The report, Yorkshire and Humber Housing Update, examines housing requirements and land supply across the region and shows that it will require at least 150,000 new homes over the next five years to meet local need. The report also shows that there is currently land supply for only 115,000 new homes leaving a substantial shortfall of at least 35,000 homes.
Nathan Smith, associate director at Turley Associates, said:
“Local authorities are required under the National Planning Policy Framework (NPPF) to be able to demonstrate that they have a sufficient supply of land to deliver against housing needed over a five year period. Our research and report shows that at least 16 of the region’s 21 planning authorities fall short of their five year land supply targets.”
Nathan also adds:
“The need for housing in Yorkshire and the Humber will remain very high.
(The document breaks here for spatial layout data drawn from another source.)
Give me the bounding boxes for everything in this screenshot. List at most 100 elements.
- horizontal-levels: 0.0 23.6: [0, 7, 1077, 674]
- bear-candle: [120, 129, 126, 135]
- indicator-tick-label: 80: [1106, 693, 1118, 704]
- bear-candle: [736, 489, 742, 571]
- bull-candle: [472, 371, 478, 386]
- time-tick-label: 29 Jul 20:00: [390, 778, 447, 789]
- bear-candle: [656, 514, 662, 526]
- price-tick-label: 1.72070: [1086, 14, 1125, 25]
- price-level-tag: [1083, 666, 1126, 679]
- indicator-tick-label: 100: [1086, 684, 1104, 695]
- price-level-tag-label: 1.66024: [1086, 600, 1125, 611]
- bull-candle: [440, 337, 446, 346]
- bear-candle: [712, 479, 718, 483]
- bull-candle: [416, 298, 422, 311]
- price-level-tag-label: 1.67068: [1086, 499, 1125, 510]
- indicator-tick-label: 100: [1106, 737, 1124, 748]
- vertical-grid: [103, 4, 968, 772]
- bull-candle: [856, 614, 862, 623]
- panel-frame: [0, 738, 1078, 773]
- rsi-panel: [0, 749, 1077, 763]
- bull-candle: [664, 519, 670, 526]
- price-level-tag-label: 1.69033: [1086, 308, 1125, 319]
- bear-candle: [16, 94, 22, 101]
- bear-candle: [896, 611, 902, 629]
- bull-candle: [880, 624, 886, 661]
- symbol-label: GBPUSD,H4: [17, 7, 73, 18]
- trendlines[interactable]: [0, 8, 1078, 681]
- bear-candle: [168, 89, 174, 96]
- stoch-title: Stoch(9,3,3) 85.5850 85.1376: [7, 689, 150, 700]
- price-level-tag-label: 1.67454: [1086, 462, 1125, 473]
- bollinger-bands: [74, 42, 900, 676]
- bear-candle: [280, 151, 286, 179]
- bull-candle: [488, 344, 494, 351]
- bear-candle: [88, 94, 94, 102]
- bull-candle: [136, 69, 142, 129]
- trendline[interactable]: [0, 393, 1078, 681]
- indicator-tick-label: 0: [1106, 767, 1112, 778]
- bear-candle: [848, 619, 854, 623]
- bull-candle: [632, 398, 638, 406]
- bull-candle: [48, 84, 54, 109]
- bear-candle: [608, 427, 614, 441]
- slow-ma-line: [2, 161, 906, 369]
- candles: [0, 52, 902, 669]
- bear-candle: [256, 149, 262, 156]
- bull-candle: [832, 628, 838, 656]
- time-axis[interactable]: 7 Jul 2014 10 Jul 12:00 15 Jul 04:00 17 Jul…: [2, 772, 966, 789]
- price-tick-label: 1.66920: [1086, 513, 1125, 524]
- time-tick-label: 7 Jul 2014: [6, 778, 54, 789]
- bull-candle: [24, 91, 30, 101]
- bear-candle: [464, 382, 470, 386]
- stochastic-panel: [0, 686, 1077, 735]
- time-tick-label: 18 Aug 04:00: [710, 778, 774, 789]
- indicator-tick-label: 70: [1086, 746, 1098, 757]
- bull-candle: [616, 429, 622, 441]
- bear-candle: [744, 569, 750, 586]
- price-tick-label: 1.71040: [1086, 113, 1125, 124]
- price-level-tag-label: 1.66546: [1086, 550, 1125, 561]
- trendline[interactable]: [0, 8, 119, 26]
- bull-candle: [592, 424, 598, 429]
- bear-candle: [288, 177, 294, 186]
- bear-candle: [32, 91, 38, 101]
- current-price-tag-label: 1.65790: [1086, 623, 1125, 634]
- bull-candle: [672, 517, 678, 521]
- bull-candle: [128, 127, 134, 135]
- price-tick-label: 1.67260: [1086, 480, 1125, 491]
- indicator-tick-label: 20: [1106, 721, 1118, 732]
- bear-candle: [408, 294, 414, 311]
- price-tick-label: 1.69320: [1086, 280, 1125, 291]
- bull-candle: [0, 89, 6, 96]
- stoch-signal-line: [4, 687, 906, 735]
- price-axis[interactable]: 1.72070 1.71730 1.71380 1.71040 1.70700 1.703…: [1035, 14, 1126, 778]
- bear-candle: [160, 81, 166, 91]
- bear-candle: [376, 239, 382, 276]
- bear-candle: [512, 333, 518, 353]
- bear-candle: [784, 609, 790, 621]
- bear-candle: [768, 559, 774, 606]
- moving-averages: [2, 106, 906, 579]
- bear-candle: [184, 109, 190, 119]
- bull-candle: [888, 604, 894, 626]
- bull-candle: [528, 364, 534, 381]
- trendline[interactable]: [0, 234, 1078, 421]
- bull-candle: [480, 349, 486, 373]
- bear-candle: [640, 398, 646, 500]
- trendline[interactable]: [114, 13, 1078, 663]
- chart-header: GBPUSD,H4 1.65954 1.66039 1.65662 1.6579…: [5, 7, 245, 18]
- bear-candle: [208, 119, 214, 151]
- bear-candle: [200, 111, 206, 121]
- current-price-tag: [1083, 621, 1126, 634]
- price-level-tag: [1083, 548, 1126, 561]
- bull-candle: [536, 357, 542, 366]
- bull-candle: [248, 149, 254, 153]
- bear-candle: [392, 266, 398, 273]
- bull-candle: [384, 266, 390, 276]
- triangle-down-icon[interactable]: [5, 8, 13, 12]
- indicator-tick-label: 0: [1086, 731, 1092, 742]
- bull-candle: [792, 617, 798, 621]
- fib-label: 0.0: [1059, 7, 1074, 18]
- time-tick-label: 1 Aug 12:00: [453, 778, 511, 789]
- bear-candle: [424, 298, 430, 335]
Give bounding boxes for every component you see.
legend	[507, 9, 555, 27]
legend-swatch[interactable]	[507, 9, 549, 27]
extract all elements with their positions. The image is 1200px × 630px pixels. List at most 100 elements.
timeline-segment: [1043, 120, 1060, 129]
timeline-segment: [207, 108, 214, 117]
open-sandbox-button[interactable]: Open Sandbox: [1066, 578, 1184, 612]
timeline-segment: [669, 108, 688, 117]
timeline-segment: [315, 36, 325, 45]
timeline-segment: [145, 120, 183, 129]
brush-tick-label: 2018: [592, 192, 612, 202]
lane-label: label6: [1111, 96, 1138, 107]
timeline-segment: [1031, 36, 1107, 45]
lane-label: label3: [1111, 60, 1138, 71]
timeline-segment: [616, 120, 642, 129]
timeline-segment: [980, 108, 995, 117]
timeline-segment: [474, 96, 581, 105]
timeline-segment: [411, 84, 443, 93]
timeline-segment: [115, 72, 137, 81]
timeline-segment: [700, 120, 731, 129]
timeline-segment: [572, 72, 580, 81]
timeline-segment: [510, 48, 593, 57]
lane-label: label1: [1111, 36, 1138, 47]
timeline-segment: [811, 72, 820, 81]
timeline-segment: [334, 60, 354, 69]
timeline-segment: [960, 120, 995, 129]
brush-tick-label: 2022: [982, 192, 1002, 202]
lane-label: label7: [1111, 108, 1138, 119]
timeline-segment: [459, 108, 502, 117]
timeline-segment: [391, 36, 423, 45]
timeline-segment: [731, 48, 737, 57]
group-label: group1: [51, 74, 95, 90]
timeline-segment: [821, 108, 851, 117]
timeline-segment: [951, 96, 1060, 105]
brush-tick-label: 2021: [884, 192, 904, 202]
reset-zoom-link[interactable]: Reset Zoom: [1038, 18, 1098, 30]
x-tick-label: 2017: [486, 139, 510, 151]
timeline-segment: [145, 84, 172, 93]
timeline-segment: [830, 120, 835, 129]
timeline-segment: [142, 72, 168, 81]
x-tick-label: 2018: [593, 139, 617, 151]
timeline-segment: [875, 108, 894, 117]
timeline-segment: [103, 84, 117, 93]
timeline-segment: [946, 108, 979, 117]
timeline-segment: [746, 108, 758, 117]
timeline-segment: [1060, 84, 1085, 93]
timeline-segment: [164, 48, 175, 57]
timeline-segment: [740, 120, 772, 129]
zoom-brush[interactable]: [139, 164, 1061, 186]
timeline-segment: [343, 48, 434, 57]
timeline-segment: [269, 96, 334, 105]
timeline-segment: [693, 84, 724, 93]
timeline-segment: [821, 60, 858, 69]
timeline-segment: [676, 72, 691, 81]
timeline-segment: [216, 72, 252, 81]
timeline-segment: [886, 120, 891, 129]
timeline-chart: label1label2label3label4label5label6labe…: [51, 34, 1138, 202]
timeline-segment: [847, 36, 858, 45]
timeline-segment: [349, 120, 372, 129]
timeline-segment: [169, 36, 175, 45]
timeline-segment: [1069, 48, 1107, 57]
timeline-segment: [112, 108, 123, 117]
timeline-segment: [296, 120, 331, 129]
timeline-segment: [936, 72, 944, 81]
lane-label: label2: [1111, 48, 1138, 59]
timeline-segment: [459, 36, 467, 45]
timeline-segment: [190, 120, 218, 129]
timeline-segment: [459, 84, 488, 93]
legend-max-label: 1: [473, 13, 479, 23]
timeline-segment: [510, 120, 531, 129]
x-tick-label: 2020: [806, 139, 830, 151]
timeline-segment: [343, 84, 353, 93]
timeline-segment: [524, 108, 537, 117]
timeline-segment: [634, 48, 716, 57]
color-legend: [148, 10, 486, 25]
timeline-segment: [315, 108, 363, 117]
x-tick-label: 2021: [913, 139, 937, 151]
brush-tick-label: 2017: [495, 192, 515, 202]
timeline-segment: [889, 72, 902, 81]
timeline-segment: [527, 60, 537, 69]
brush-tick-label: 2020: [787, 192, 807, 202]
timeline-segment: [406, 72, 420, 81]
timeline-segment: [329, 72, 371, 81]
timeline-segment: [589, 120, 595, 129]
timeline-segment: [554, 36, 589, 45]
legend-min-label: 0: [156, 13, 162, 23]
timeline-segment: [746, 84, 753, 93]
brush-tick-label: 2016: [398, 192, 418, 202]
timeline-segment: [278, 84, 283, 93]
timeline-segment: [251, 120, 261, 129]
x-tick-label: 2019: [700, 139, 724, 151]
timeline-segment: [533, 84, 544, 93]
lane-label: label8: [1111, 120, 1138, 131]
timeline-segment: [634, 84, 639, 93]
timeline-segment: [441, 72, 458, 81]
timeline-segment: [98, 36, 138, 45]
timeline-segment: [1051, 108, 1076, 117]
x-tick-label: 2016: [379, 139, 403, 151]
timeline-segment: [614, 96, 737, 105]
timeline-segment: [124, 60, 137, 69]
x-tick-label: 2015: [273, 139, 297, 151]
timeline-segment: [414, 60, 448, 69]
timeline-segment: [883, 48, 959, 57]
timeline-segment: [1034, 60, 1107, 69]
However, with two core strategies the subject of examination (Selby and Rydale), and a further two plans due to be examined within the next 12 months (Leeds and East Riding), just four local planning authorities currently have adopted core strategies. This leaves planning policy in a state of flux and uncertainty that will further delay the delivery of much needed homes across Yorkshire and the Humber.
“Those local planning authorities that do not have an adopted core strategy will receive planning applications based on the context of the NPPF and its presumption in favour of sustainable development. This therefore creates a window of opportunity for developers.”
“The Yorkshire and Humber Housing Land Supply Update is a snapshot of housing need and land supply as of May 2013. It is a best case scenaro and in the absence of adopted core strategies the shortfall is likely to be higher and to increase. Turley Associates will continue to monitor this issue not only across Yorkshire and Humber, but across the UK and be producing a further update in the autumn 2013.
“Developers are bringing forward new sites and permissions for new developments are being granted, meaning that these numbers will change. The shortfall, however, will remain until significant development is brought forward to address this chronic issue facing the region.”